3. The method of welding aluminum sheets according to claim 2, wherein the steel sheet has a thickness of 100˜120 μm, each of the tin plated layers has a thickness of 0.1˜0.2 μm, and each of the nickel plated layers has a thickness of 0.8˜1.2 μm.

4. The method of welding aluminum sheets according to claim 1, wherein the thin metal sheets are continuously supplied such that portions where the thin metal sheets are brought into contact with the electrodes are changed each time welding is performed.

5. A method of welding aluminum sheets, comprising:

supplying aluminum sheets;

supplying thin metal sheets plated on both sides thereof with nickel (Ni); and

welding the aluminum sheets.

6. The method of welding aluminum sheets of claim 5, wherein the aluminum sheets overlap each other between an upper electrode and a lower electrode.
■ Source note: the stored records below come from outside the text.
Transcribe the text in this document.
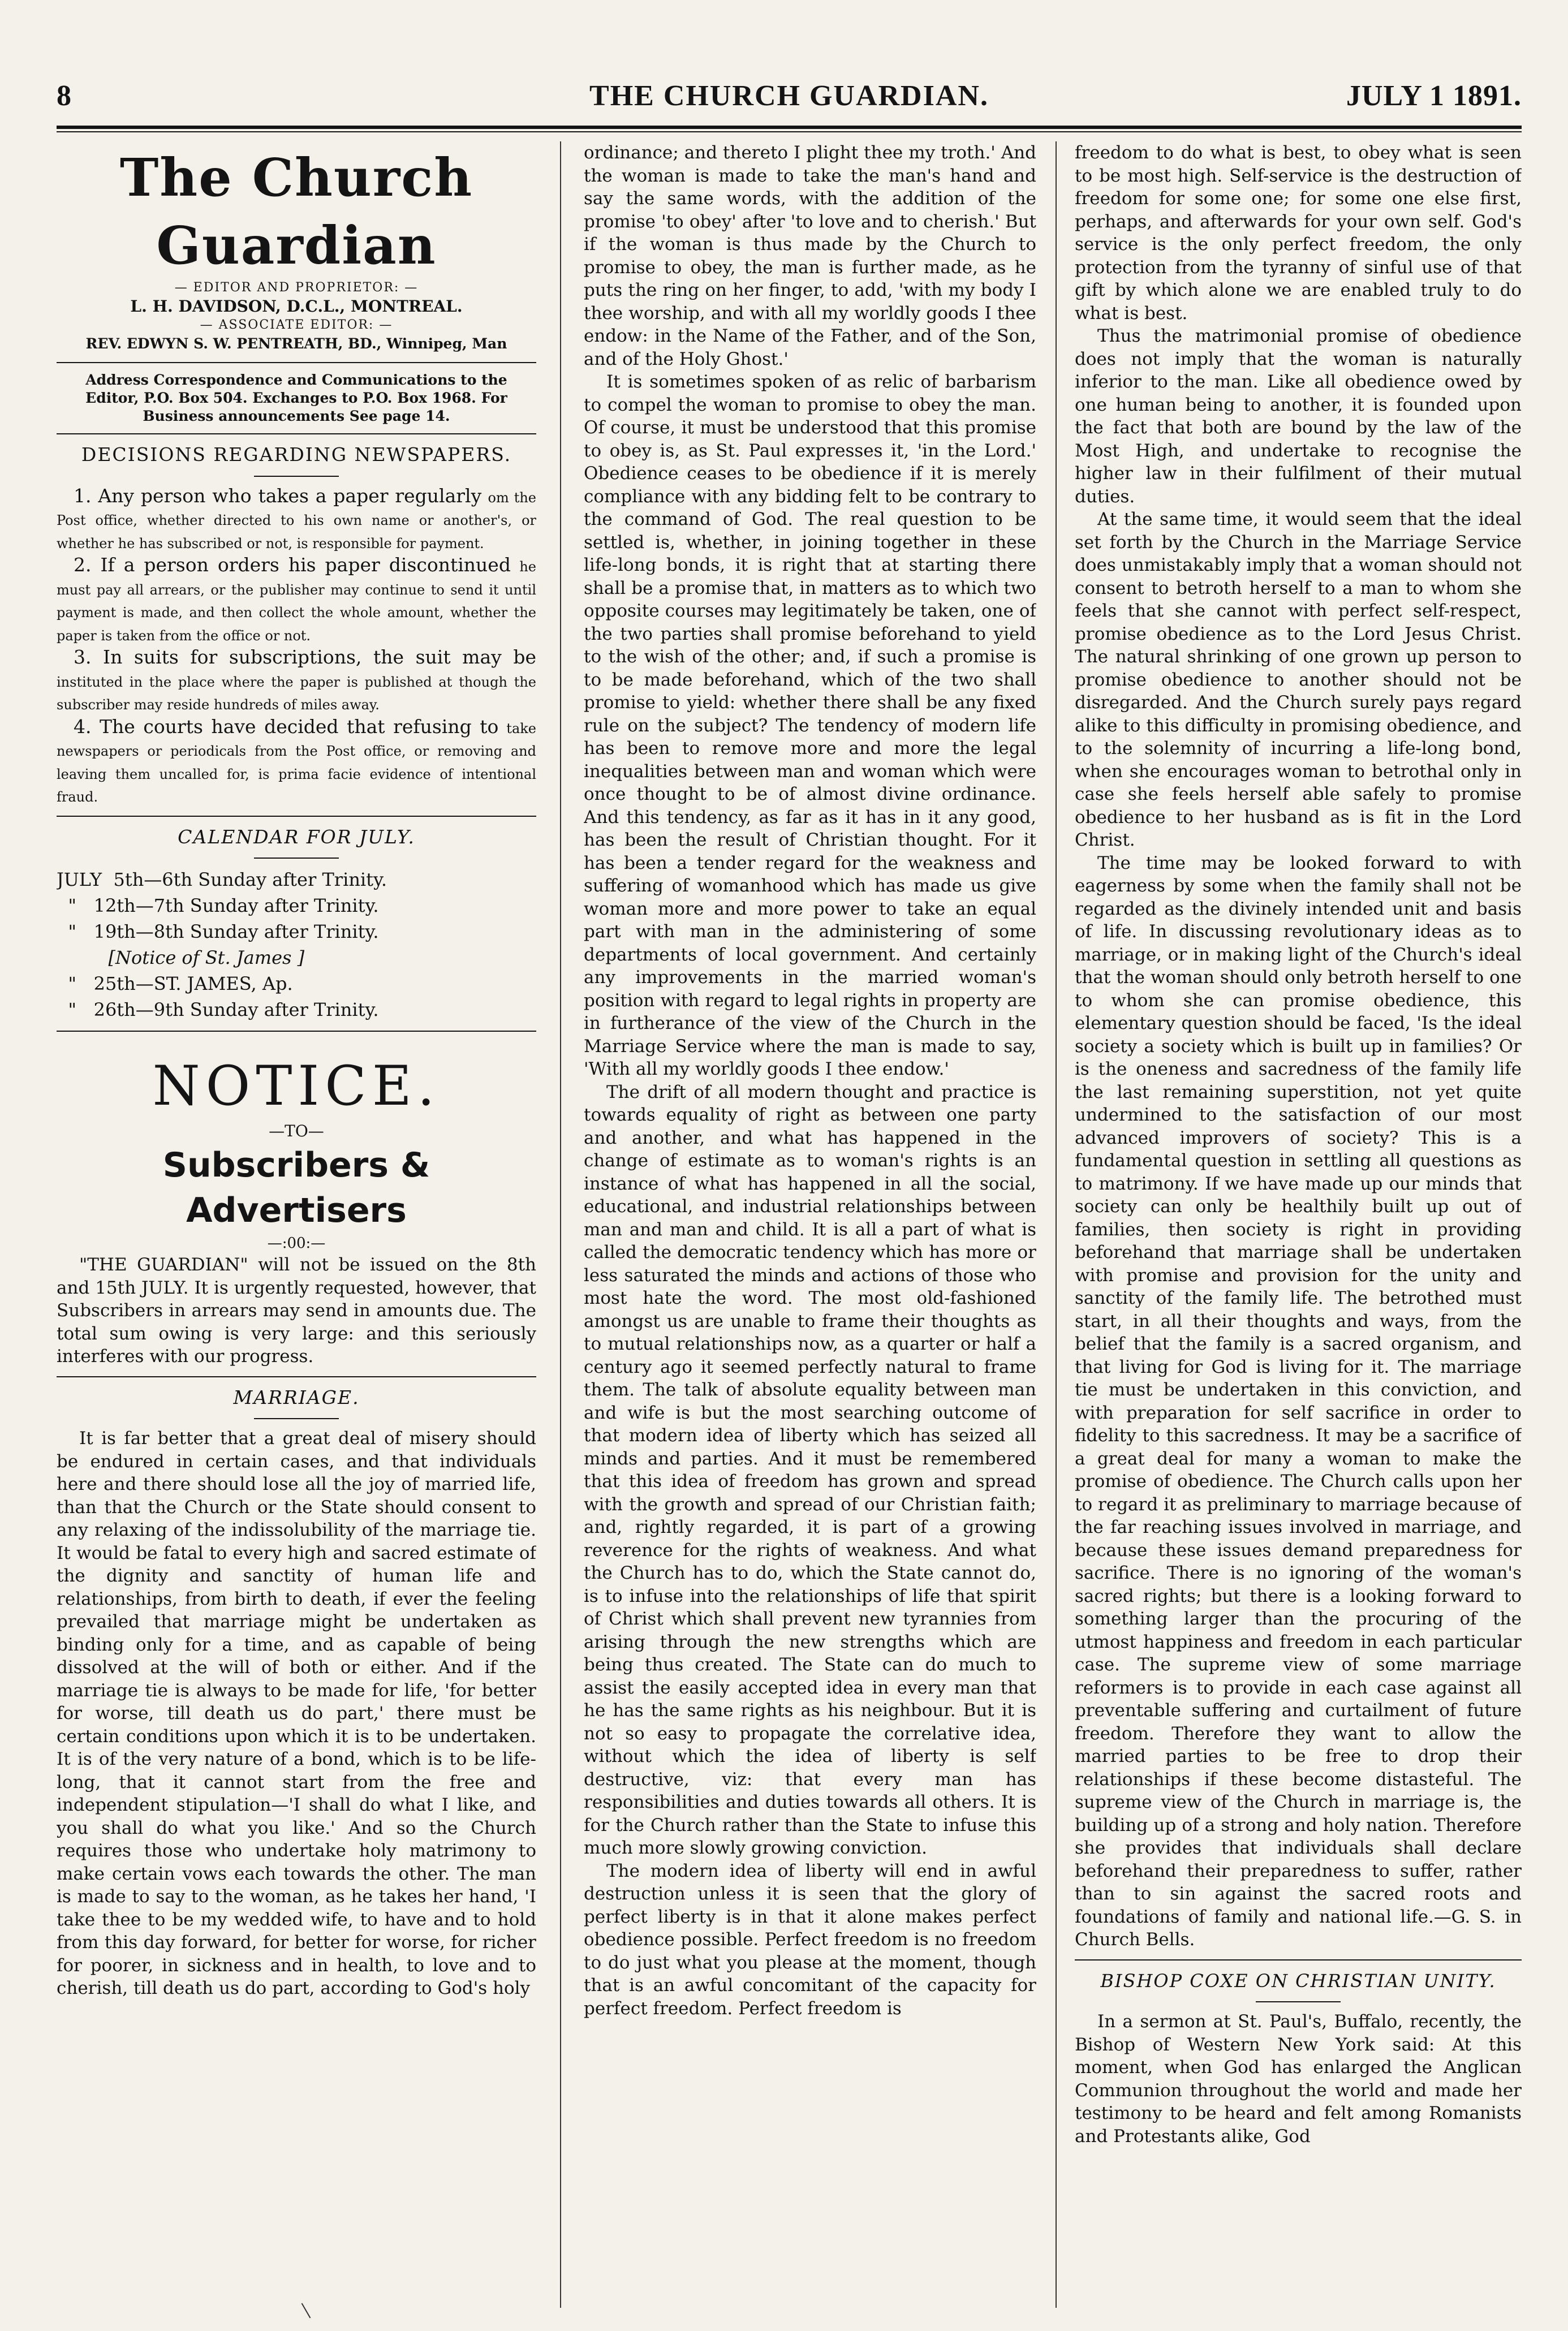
8	THE CHURCH GUARDIAN.	JULY 1 1891.
The Church Guardian
— EDITOR AND PROPRIETOR: —
L. H. DAVIDSON, D.C.L., MONTREAL.
— ASSOCIATE EDITOR: —
REV. EDWYN S. W. PENTREATH, BD., Winnipeg, Man
Address Correspondence and Communications to the Editor, P.O. Box 504. Exchanges to P.O. Box 1968. For Business announcements See page 14.
DECISIONS REGARDING NEWSPAPERS.

1. Any person who takes a paper regularly om the Post office, whether directed to his own name or another's, or whether he has subscribed or not, is responsible for payment.

2. If a person orders his paper discontinued he must pay all arrears, or the publisher may continue to send it until payment is made, and then collect the whole amount, whether the paper is taken from the office or not.

3. In suits for subscriptions, the suit may be instituted in the place where the paper is published at though the subscriber may reside hundreds of miles away.

4. The courts have decided that refusing to take newspapers or periodicals from the Post office, or removing and leaving them uncalled for, is prima facie evidence of intentional fraud.

CALENDAR FOR JULY.
JULY  5th—6th Sunday after Trinity.
"   12th—7th Sunday after Trinity.
"   19th—8th Sunday after Trinity.
[Notice of St. James ]
"   25th—ST. JAMES, Ap.
"   26th—9th Sunday after Trinity.
NOTICE.
—TO—
Subscribers & Advertisers
—:00:—

"THE GUARDIAN" will not be issued on the 8th and 15th JULY. It is urgently requested, however, that Subscribers in arrears may send in amounts due. The total sum owing is very large: and this seriously interferes with our progress.

MARRIAGE.

It is far better that a great deal of misery should be endured in certain cases, and that individuals here and there should lose all the joy of married life, than that the Church or the State should consent to any relaxing of the indissolubility of the marriage tie. It would be fatal to every high and sacred estimate of the dignity and sanctity of human life and relationships, from birth to death, if ever the feeling prevailed that marriage might be undertaken as binding only for a time, and as capable of being dissolved at the will of both or either. And if the marriage tie is always to be made for life, 'for better for worse, till death us do part,' there must be certain conditions upon which it is to be undertaken. It is of the very nature of a bond, which is to be life-long, that it cannot start from the free and independent stipulation—'I shall do what I like, and you shall do what you like.' And so the Church requires those who undertake holy matrimony to make certain vows each towards the other. The man is made to say to the woman, as he takes her hand, 'I take thee to be my wedded wife, to have and to hold from this day forward, for better for worse, for richer for poorer, in sickness and in health, to love and to cherish, till death us do part, according to God's holy

ordinance; and thereto I plight thee my troth.' And the woman is made to take the man's hand and say the same words, with the addition of the promise 'to obey' after 'to love and to cherish.' But if the woman is thus made by the Church to promise to obey, the man is further made, as he puts the ring on her finger, to add, 'with my body I thee worship, and with all my worldly goods I thee endow: in the Name of the Father, and of the Son, and of the Holy Ghost.'

It is sometimes spoken of as relic of barbarism to compel the woman to promise to obey the man. Of course, it must be understood that this promise to obey is, as St. Paul expresses it, 'in the Lord.' Obedience ceases to be obedience if it is merely compliance with any bidding felt to be contrary to the command of God. The real question to be settled is, whether, in joining together in these life-long bonds, it is right that at starting there shall be a promise that, in matters as to which two opposite courses may legitimately be taken, one of the two parties shall promise beforehand to yield to the wish of the other; and, if such a promise is to be made beforehand, which of the two shall promise to yield: whether there shall be any fixed rule on the subject? The tendency of modern life has been to remove more and more the legal inequalities between man and woman which were once thought to be of almost divine ordinance. And this tendency, as far as it has in it any good, has been the result of Christian thought. For it has been a tender regard for the weakness and suffering of womanhood which has made us give woman more and more power to take an equal part with man in the administering of some departments of local government. And certainly any improvements in the married woman's position with regard to legal rights in property are in furtherance of the view of the Church in the Marriage Service where the man is made to say, 'With all my worldly goods I thee endow.'

The drift of all modern thought and practice is towards equality of right as between one party and another, and what has happened in the change of estimate as to woman's rights is an instance of what has happened in all the social, educational, and industrial relationships between man and man and child. It is all a part of what is called the democratic tendency which has more or less saturated the minds and actions of those who most hate the word. The most old-fashioned amongst us are unable to frame their thoughts as to mutual relationships now, as a quarter or half a century ago it seemed perfectly natural to frame them. The talk of absolute equality between man and wife is but the most searching outcome of that modern idea of liberty which has seized all minds and parties. And it must be remembered that this idea of freedom has grown and spread with the growth and spread of our Christian faith; and, rightly regarded, it is part of a growing reverence for the rights of weakness. And what the Church has to do, which the State cannot do, is to infuse into the relationships of life that spirit of Christ which shall prevent new tyrannies from arising through the new strengths which are being thus created. The State can do much to assist the easily accepted idea in every man that he has the same rights as his neighbour. But it is not so easy to propagate the correlative idea, without which the idea of liberty is self destructive, viz: that every man has responsibilities and duties towards all others. It is for the Church rather than the State to infuse this much more slowly growing conviction.

The modern idea of liberty will end in awful destruction unless it is seen that the glory of perfect liberty is in that it alone makes perfect obedience possible. Perfect freedom is no freedom to do just what you please at the moment, though that is an awful concomitant of the capacity for perfect freedom. Perfect freedom is

freedom to do what is best, to obey what is seen to be most high. Self-service is the destruction of freedom for some one; for some one else first, perhaps, and afterwards for your own self. God's service is the only perfect freedom, the only protection from the tyranny of sinful use of that gift by which alone we are enabled truly to do what is best.

Thus the matrimonial promise of obedience does not imply that the woman is naturally inferior to the man. Like all obedience owed by one human being to another, it is founded upon the fact that both are bound by the law of the Most High, and undertake to recognise the higher law in their fulfilment of their mutual duties.

At the same time, it would seem that the ideal set forth by the Church in the Marriage Service does unmistakably imply that a woman should not consent to betroth herself to a man to whom she feels that she cannot with perfect self-respect, promise obedience as to the Lord Jesus Christ. The natural shrinking of one grown up person to promise obedience to another should not be disregarded. And the Church surely pays regard alike to this difficulty in promising obedience, and to the solemnity of incurring a life-long bond, when she encourages woman to betrothal only in case she feels herself able safely to promise obedience to her husband as is fit in the Lord Christ.

The time may be looked forward to with eagerness by some when the family shall not be regarded as the divinely intended unit and basis of life. In discussing revolutionary ideas as to marriage, or in making light of the Church's ideal that the woman should only betroth herself to one to whom she can promise obedience, this elementary question should be faced, 'Is the ideal society a society which is built up in families? Or is the oneness and sacredness of the family life the last remaining superstition, not yet quite undermined to the satisfaction of our most advanced improvers of society? This is a fundamental question in settling all questions as to matrimony. If we have made up our minds that society can only be healthily built up out of families, then society is right in providing beforehand that marriage shall be undertaken with promise and provision for the unity and sanctity of the family life. The betrothed must start, in all their thoughts and ways, from the belief that the family is a sacred organism, and that living for God is living for it. The marriage tie must be undertaken in this conviction, and with preparation for self sacrifice in order to fidelity to this sacredness. It may be a sacrifice of a great deal for many a woman to make the promise of obedience. The Church calls upon her to regard it as preliminary to marriage because of the far reaching issues involved in marriage, and because these issues demand preparedness for sacrifice. There is no ignoring of the woman's sacred rights; but there is a looking forward to something larger than the procuring of the utmost happiness and freedom in each particular case. The supreme view of some marriage reformers is to provide in each case against all preventable suffering and curtailment of future freedom. Therefore they want to allow the married parties to be free to drop their relationships if these become distasteful. The supreme view of the Church in marriage is, the building up of a strong and holy nation. Therefore she provides that individuals shall declare beforehand their preparedness to suffer, rather than to sin against the sacred roots and foundations of family and national life.—G. S. in Church Bells.

BISHOP COXE ON CHRISTIAN UNITY.

In a sermon at St. Paul's, Buffalo, recently, the Bishop of Western New York said: At this moment, when God has enlarged the Anglican Communion throughout the world and made her testimony to be heard and felt among Romanists and Protestants alike, God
7. The method of welding aluminum sheets of claim 5, wherein the thin metal sheets plated on both sides thereof with nickel (Ni) are supplied between the upper electrode and an upper aluminum sheet and between the lower electrode and a lower aluminum sheet, respectively.

8. The method of welding aluminum sheets of claim 5, further comprising the step of supplying power to the upper and lower electrodes.

9. The method of welding aluminum sheets according to claim 5, wherein each of the thin metal sheets comprises: a steel sheet, a tin plated layer and a nickel (Ni) plated layer.

10. The method of welding aluminum sheets according to claim 9, wherein the tin plated layers and nickel (Ni) plated layers are sequentially formed on both sides of the steel sheet.

11. A motor vehicle comprising aluminum sheets manufactured by the method of welding of claim 1.

12. A motor vehicle comprising aluminum sheets manufactured by the method of welding of claim 9.